J.-P. Loisel. Le développement de ce nouveau marché depuis environ cinq ans est lié à celui des smartphones et des tablettes. À cela s’ajoute un contexte médico-social favorable, la nutrition étant devenue un enjeu majeur de santé publique avec l’augmentation de l’obésité et du surpoids depuis les années 1980. De plus, le grand public est fortement sensibilisé aux questions de nutrition, grâce aux mes sages nutritionnels du Programme national nutrition santé (PNNS). Enfin, les applications mobiles et autres objets connectés répondent à une idée très en vogue actuellement : celle du « self quantified », consistant à s’évaluer soi-même pour maîtriser sa santé. Ainsi le marché est en plein boum.
Vous avez mené une étude sur les applications nutritionnelles. Pourquoi cette initiative ?

J.-P. Loisel. Nous avons mené cette étude avec le soutien du Fonds français alimentation et santé (FFAS) afin d’évaluer la qualité des produits disponibles. Pour l’heure, le marché n’est pas régulé. Certes, la santé mobile peut constituer un outil pour favoriser une meilleure implication des patients dans leur prise
en charge et inciter à des comportements de prévention, mais il peut y avoir des dérives avec la diffusion de données non validées, voire des conseils non conformes aux préconisations des professionnels de santé.
Quelle a été votre méthodologie de travail ?

J.-P. Loisel. En partenariat avec le FFAS, nous avons sélectionné quinze applications en utilisant trois critères : leur popularité (plus de dix mille téléchargements), leur disponibilité sur iPhone, iPad ou système Android, leur diffusion en français. Sur les quinze applications, deux concernaient la perte de poids, trois l’aide au choix des aliments, et dix l’équilibre alimentaire. Nous avons procédé ensuite à trois types d’évaluation : technique (ergonomie de l’application ; pertinence des informations et des conseils) ; juridique (sécurité des données individuelles...) et une évaluation dite « comportementale » visant à savoir ce que recherchent les utilisateurs en choisissant de tels produits.
Quels sont les résultats principaux de l’étude ?

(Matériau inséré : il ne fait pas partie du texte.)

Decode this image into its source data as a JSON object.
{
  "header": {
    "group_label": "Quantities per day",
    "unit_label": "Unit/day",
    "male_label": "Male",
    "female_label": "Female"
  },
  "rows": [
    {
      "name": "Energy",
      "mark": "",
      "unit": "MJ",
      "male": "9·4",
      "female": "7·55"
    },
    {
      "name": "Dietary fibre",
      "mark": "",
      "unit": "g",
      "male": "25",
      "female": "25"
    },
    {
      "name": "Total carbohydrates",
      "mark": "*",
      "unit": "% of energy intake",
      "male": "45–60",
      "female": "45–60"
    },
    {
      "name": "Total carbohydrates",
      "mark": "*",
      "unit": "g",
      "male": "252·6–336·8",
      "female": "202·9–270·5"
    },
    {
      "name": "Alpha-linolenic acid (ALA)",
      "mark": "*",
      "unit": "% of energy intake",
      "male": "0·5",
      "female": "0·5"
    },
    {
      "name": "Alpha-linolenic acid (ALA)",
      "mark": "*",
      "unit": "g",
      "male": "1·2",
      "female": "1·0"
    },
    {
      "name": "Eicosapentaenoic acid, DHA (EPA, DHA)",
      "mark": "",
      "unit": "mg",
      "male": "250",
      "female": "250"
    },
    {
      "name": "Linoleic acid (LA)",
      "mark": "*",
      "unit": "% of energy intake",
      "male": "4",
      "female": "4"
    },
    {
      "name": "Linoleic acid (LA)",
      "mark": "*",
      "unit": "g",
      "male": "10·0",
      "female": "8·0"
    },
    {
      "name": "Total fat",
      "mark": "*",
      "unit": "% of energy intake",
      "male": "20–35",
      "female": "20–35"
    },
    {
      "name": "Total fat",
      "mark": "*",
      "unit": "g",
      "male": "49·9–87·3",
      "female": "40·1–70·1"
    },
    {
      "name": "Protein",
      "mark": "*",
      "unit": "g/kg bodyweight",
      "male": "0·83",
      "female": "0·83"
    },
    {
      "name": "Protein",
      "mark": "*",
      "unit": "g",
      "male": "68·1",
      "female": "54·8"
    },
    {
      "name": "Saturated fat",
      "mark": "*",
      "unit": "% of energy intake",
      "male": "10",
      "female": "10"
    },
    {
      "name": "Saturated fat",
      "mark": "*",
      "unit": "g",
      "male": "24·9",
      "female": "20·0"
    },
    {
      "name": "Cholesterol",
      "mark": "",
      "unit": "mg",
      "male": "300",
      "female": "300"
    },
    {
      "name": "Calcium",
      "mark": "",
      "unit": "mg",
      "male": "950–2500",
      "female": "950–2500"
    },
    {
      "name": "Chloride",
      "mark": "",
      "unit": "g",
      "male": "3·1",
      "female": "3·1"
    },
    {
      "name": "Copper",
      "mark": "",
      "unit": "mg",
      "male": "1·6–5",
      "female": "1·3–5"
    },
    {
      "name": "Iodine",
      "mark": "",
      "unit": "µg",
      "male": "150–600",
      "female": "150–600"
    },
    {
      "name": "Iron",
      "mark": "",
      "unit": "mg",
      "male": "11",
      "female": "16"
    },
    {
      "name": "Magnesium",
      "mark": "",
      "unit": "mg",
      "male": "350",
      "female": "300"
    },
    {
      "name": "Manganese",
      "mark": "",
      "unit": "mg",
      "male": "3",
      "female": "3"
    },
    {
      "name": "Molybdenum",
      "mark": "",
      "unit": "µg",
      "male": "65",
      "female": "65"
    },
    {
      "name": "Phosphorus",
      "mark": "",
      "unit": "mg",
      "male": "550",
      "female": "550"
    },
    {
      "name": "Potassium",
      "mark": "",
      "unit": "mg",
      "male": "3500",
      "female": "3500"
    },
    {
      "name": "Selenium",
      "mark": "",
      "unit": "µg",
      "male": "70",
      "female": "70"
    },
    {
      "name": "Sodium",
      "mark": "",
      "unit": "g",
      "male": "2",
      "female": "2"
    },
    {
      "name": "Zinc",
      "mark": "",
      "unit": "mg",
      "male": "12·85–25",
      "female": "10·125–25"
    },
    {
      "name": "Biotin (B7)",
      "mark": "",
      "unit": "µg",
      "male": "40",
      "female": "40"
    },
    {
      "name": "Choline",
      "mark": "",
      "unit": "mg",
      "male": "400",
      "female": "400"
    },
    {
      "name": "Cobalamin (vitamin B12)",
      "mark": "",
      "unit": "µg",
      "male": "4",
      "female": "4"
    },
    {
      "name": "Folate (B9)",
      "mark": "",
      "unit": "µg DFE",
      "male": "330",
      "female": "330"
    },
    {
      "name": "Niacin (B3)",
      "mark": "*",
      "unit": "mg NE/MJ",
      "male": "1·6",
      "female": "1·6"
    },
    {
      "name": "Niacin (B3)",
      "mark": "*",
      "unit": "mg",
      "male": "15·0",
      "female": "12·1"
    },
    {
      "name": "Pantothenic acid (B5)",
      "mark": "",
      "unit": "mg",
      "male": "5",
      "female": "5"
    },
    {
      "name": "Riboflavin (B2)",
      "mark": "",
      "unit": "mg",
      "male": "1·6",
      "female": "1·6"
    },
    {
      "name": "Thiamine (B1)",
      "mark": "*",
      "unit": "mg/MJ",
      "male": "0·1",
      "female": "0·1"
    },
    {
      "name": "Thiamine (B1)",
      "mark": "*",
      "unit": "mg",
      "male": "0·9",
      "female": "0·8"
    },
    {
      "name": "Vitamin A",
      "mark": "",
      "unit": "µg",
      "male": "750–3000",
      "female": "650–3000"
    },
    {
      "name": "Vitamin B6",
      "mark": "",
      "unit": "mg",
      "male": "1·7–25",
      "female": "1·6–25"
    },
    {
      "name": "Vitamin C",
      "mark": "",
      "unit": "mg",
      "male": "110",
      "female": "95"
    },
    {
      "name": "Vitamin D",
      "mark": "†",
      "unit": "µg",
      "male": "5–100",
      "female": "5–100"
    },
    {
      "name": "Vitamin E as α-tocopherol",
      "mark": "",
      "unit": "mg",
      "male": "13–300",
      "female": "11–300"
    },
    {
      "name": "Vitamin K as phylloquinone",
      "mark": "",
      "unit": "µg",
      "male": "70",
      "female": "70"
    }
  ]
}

J.-P. Loisel. Neuf applications sur dix ne sont pas accompagnées de conditions générales d’utilisation. Un tiers ne mentionne pas le nom de l’éditeur. Une application sur deux (47%) ne donne aucune information sur l’utilisation des données personnelles (contrairement aux directives de la Commission nationale de l’informatique et des libertés. Ainsi sur le plan juridique, on constate un manque évident d’informations. Concernant les valeurs nutritionnelles, seulement 13 % des applications proposent des données référencées. Pour trois applications
sur dix, il y a d’importants écarts avec la table Ciqual de l’Agence nationale de sécurité sanitaire de l’alimentation (ANSES) sur les calories des produits. On peut donc se montrer très réservé sur la fiabilité de la grande majorité des applications. Autre dérive, pour trois applications sur dix concernant les régimes, l’utilisateur introduit directement son objectif (perte de poids) ainsi que le temps souhaité pour l’atteindre (temps du régime). D’où la possibilité d’établir des
objectifs dangereux comme une perte de 10 kg en dix jours. Objectif que certains utilisateurs n’hésitent pas à se fixer en l’absence d’accompagnement par des professionnels. Comme l’a montré notre évaluation sur les comportements des consommateurs, la plupart sont très naïfs et ne se posent aucune question sur la
validité des informations diffusées.
Quel serait votre message auprès des diététiciens ?

J.-P. Loisel. J’estime que 25 à 30 % des applications devraient être retirées du marché. Pour protéger les consommateurs, évidemment, l’idéal serait la mise en place d’un cadre normatif. Un projet qui pourrait devenir prochainement une réalité, puisque, suite à notre étude, un groupe de travail Afnor sera constitué en 2015 pour produire une norme encadrant le marché. Pour l’heure, aux diététiciens de rester vigilants en conseillant à leurs patients les applications les plus pertinentes. Certaines sont vraiment très bien conçues et peuvent être très utiles pour aider des personnes à suivre un régime sur le long terme.

Propos recueillis par Corinne Drault

Interview réalisée suite à l’intervention de J.-P. Loisel au colloque du FFAS du 20 novembre 2014 : « Vers une information à la carte ? Les enjeux de la dématérialisation de l’information sur les produits alimentaires ».